Roberts wrote that “Trump has a far broader immunity than the limited one we have recognized” but the opinion also undermined some charges against the former president.

Other parts of the indictment against Mr. Trump, the chief justice said, “requires a close analysis of the indictment’s extensive and interrelated allegations.”

High-Energy Rulemaking of the Pro-Trump Mob: The Supremum vs. the Immunity Case

She gave some examples, like the one where the Navy’s Seal Team 6 ordered to assassinate a political rival. Immune. A military coup is being planned to hold onto power. Immune. Takes a bribe in exchange for a pardon? Immune. Immune, immune, immune.”

“Whatever immunities a sitting president may enjoy,” Judge Tanya S. Chutkan of the Federal District Court in Washington wrote, “the United States has only one chief executive at a time, and that position does not confer a lifelong ‘get out of jail free’ pass.”

Section 3 of the 14th amendment says that people who engage in insurrection are ineligible to hold office, and the court unanimously rejected an attempt to bar Mr. Trump from the ballot. The court, without discussing whether Mr. Trump was covered by the provision, ruled that states may not use it to exclude candidates for the presidency from the ballot.

The court ruled on Friday that federal prosecutors used an obstruction law to prosecute certain members of the pro-Trump mob. Two of the four charges against Mr. Trump are based on that law.

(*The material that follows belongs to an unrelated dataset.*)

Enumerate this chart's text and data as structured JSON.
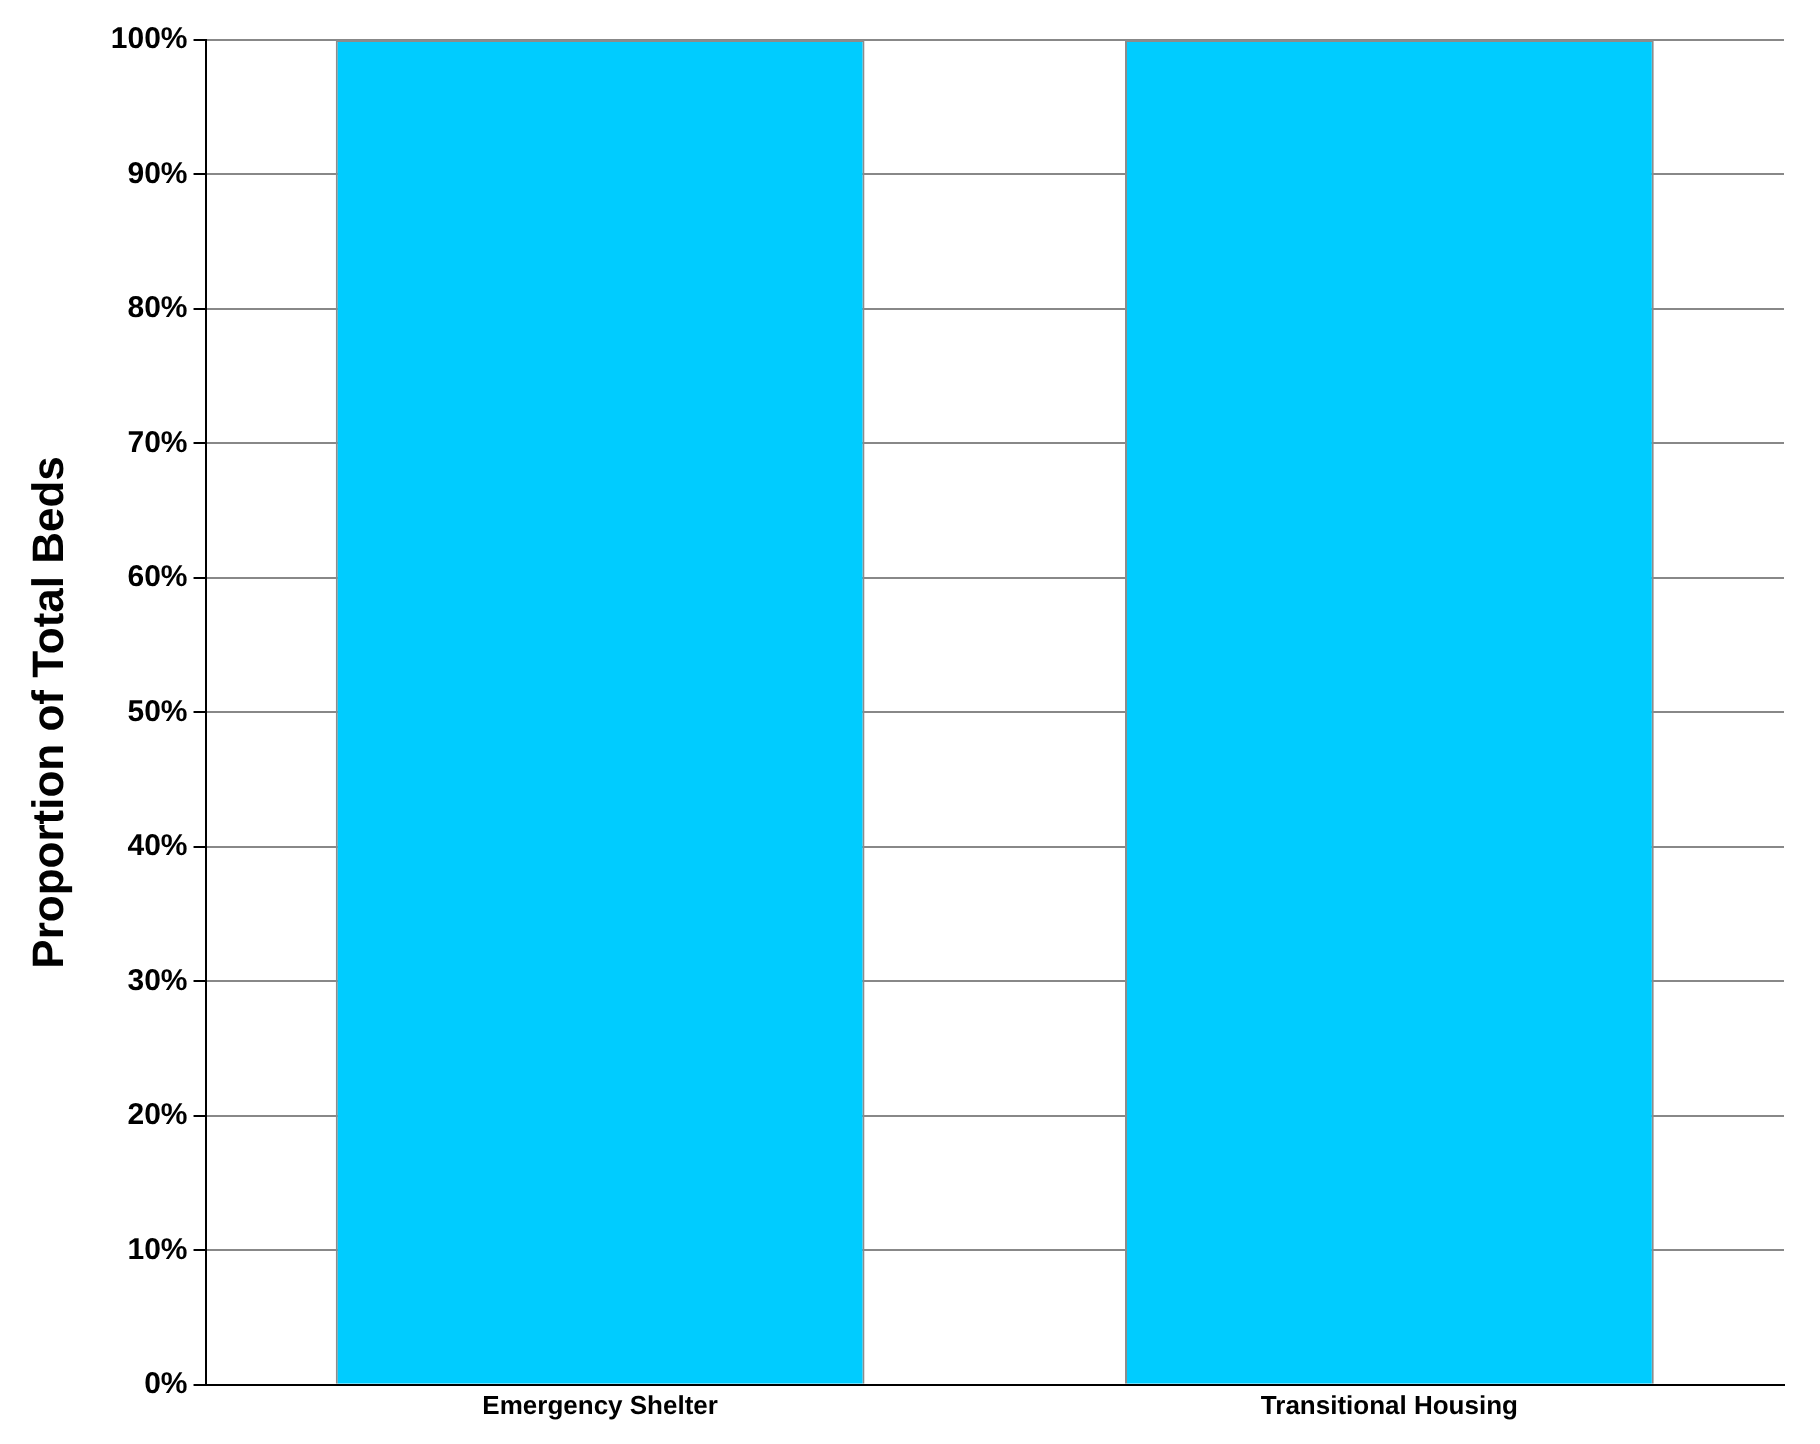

Monday’s Supreme Court decision came months after the court agreed to hear the case Feb. 28 and scheduled arguments for two months later. The justices can have considered the case as early as late December when Jack Smith, the Justice Department’s special counsel, unsuccessfully sought a review of the questions put forward by Trump.

The immunity case is moving at a slow pace. In December, in asking the justices to leapfrog the appeals court and hear the case immediately, Jack Smith, the special counsel overseeing the prosecution, wrote that “it is of imperative public importance that respond­ent’s claims of immunity be resolved by this court.” He added that “only this court can definitively resolve them.”

Some of the conservatives seemed to be less interested in examining the details of the charges against Mr. Trump. The court should not issue a ruling that applies to presidential power in general, they said.

Chief Justice John Roberts wrote the court’s decision, joined by his fellow conservatives. Dissenting were the three liberals, Justices Elena Kagan, Sonia Sotomayor and Ketanji Brown Jackson.

“No court has thus far considered how to distinguish between official and unofficial acts,” he wrote, while chiding the lower courts for rendering “their decisions on a highly expedited basis.” He said the lower courts “did not analyze the conduct alleged in the indictment to decide which of it should be categorized as official and which unofficial.”

Even after Judge Chutkan separates the constitutional wheat from the chaff, Trump could seek further delays, as immunity questions are among the very few that may be appealed prior to trial.

Trump was convicted of 34 felony counts of lying to accountants about his dealings with Daniels, who had threatened to ruin Trump’s presidency if he didn’t pay off her. A 12-person Manhattan jury reached the unanimous decision.

Former President Donald Trump’s criminal sentencing has been delayed until Sept. 18 following a request from his legal team after the Supreme Court’s decision on presidential immunity. Trump is expected to be named the GOP’s presidential nominee later this month.

The next day, prosecutors for the Manhattan district attorney said in a letter to New York Judge Juan Merchan that though they believe the arguments for a delay are without merit, they will not oppose the request.

Pre-encing Donald J. Trump at the New York Post Office of the Attorney General’s Office & New York City Department of Parole

Following the verdict, Trump had a routine pre-encing interview with the New York City Department of Parole. The prosecutors for the Manhattan district attorney’s office and Trump’s legal team submitted sentencing recommendations last month. Those documents have not been released to the public — though he is not expected to face jail time.